Muslims face a particular direction in their prayers. That direction is called the qiblah. While in Makkah, the Prophet Muhammad and the Muslims faced Jerusalem.
After migrating to Madinah, the Prophet Muhammad received revelation instructing him to face Makkah instead.
Critics have accused the Prophet Muhammad of masterminding this qiblah-switch to attract converts.
Questions on the Qiblah Change
Generally, changes draw attention, raise questions, and can cause speculation. After the qiblah change from Jerusalem to Makkah, Muslims and non-Muslims raised questions about the change.
The believers, on the one hand, were concerned about their prayers. If a new qiblah was to be followed, what was the status of their previous prayers? Would they have to repeat them? Would they lose out on their rewards?

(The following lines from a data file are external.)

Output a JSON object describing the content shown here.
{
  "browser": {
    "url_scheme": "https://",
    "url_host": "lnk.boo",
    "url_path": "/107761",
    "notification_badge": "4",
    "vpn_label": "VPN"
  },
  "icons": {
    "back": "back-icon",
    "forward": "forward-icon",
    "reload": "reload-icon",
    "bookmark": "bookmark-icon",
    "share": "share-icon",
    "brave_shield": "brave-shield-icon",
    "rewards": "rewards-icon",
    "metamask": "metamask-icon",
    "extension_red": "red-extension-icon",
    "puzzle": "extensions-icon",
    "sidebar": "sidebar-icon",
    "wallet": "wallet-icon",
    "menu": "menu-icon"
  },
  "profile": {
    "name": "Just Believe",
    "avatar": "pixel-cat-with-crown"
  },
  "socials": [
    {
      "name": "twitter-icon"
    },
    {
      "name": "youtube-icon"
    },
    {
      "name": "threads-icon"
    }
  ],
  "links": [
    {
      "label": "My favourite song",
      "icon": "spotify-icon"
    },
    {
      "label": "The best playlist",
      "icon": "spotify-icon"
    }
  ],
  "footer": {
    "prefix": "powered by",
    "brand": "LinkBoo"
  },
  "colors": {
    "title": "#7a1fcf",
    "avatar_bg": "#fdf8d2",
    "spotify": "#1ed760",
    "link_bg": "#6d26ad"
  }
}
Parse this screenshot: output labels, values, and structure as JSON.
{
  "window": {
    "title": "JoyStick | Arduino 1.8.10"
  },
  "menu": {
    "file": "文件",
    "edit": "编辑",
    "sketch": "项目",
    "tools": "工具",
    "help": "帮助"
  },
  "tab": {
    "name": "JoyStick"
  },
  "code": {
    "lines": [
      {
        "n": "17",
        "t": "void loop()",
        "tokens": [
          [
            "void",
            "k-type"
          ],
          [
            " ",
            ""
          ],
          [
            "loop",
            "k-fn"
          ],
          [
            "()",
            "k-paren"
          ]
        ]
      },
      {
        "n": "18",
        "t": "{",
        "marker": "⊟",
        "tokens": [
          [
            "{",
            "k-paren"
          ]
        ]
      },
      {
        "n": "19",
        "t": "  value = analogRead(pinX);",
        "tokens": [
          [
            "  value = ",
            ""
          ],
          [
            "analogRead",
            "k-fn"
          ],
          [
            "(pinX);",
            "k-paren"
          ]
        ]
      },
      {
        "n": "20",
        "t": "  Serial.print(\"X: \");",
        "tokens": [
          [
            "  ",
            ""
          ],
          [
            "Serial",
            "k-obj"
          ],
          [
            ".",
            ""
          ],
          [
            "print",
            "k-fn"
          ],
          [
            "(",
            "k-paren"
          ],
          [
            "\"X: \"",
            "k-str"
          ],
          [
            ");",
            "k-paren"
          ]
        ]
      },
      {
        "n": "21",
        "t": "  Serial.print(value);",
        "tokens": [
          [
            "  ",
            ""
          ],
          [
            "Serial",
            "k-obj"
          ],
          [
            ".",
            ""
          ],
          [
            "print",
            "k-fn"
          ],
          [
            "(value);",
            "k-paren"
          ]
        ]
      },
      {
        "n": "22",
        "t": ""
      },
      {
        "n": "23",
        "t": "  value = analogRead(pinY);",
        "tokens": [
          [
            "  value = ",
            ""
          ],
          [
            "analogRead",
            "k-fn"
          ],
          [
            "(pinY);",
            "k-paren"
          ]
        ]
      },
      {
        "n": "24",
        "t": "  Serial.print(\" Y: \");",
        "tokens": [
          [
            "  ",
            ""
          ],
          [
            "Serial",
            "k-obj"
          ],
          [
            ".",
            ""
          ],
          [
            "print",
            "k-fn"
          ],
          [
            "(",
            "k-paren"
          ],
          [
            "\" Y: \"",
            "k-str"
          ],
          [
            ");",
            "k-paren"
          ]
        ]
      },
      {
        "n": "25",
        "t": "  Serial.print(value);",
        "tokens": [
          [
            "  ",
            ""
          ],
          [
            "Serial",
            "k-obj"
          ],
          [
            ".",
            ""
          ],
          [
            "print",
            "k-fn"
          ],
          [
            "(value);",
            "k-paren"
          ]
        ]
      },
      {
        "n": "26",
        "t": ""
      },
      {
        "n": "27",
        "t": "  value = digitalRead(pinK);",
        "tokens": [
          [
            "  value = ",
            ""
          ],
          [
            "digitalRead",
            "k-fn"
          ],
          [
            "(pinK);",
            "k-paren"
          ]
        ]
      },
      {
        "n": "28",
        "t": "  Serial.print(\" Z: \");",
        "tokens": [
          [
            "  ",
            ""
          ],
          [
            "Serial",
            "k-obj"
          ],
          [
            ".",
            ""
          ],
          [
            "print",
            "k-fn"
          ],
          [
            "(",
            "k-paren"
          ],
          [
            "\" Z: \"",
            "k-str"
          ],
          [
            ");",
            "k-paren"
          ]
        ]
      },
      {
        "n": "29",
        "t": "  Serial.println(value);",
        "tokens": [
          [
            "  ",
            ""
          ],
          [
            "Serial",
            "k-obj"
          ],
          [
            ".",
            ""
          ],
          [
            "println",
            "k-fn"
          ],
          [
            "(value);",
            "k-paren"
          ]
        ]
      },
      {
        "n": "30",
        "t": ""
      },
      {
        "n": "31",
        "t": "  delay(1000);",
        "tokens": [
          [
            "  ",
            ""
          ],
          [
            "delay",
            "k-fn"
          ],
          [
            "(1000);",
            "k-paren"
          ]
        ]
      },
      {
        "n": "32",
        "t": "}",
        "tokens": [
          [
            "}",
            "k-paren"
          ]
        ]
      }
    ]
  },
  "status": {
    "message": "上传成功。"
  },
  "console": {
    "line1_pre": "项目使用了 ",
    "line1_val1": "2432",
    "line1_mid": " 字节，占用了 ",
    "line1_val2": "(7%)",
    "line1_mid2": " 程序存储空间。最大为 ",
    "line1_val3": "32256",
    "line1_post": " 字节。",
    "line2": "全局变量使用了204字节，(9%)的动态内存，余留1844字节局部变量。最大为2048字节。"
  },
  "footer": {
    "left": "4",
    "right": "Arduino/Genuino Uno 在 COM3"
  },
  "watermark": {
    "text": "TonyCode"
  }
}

Critics, on the other hand, met the transition with suspicion, questioning why a change happened in the first place. They thought a modification to God’s commandments was not proper. The insinuation was that with the new qiblah location God was correcting a mistake.
Modern day critics add to the skepticism by claiming that the qiblah change was disingenuous.
Critics argue that the Prophet Muhammad sought to placate Jews and Christians by setting a qiblah favorable to them: Jerusalem. And after some time, as the critics accuse, the Prophet directed his attention to the pagans and shifted the qiblah toward their homeland: Makkah.
Both questions can be answered through the Quran and its historical context. First, the believers’ concern about their prayers will be addressed. The Quran states:
And God would not have caused your prayers to be lost. Indeed, God is kind and merciful towards the people. (Quran 2:143)
By this verse, the believers were assured that their prayers would be counted and rewarded. But critics who were seeking to discredit Islam and flummox the believers continued to object to the qiblah change, using it to show Islam was inconsistent. If God’s modifications to His commandments is the premise critics use to make allegations against Islam, the argument is weak.
Commandment Substitution
The Quran tells us that modifications to commandments will occur and is to be expected:
And when We substitute a verse in place of a verse – and God is most knowing of what He sends down – they say, ‘You, [O Muhammad], are but an inventor of lies.’ But most of them do not know. (Quran 16:101)
The substituting verses can modify, replace, or completely remove pre-existing commandments.
Islam teaches us that our life on this earth is a test:
He created death and life to test you: who is the best in deeds. (Quran 67:2)
These substitutions are part of that test. The Quran clarifies that the qiblah direction is a test of faith:
We did not make the qiblah which you used to face except that We might make evident who would follow the Messenger from who would turn back on his heels. (Quran 2:143)
How are God’s modifications a test for man? Making changes is an effective method to examine man’s trust in God. Loyalty is truly tested in a milieu of change. If believers display their willingness to make the changes God asks of them, even when their practices have become customary, it is a sign of their faith in God.
The True Goal
Facing Jerusalem or Makkah is not the real goal. Facing the qiblah is only a means to an end: righteousness. God clarifies this for the believers:
Righteousness is not that you turn your faces toward the east or the west, but true righteousness is if one believes in God, the Last Day, the angels, the books, and the prophets; gives wealth, in spite of love for it, to relatives, orphans, the needy, the traveler, those who ask, and for emancipating slaves; and who establishes prayer and gives charity; those who fulfill their promise when they make promises; and those who are patient in poverty and hardship, and during battle. Those are the ones who have been true, and it is those who are righteous. (Quran 2:177)
As a result, the Quran considers getting hung up on means and making allegations about the qiblah modification baseless and foolish:
The foolish among the people will say: ‘What has turned them away from their qiblah that they were facing?’ (Quran 2:142)
Baseless, also, is the supposition that the qiblah change was orchestrated by the Prophet Muhammad to gain the favor of specific audiences: Jews and Christians by facing Jerusalem, and pagans by facing Makkah.
If we take a moment to examine precisely when the qiblah change occurred, we will see that the critics’ charge against the Prophet Muhammad is illogical. In Makkah, which was overwhelmingly populated by the pagans, the Prophet and the Muslims faced Jerusalem in their prayers. If the Prophet was seeking to appease the pagans, why was the qiblah toward Jerusalem instead of Makkah?
After the migration to Madinah, the Muslims neighbored Jewish and Christian settlements. During this time, the qiblah changed, and the Muslims faced Makkah instead of Jerusalem. If the Prophet’s goal were to appease the Jews and Christians, he would have kept the qiblah toward Jerusalem.
Critics of Islam often make claims against Islam without providing evidence. They make a correlation and mistakenly see it as causation, or present circumstantial evidence and incorrectly consider it direct evidence.
As shown above, the critics’ objection to a qiblah change is baseless from a philosophical point of view because modifications to commandments are part of Islam.
From a logical perspective, their argument that the qiblah change was contrived by the Prophet to appease his audience is illogical because the active qiblahs in their time and location were not favorable to his audience.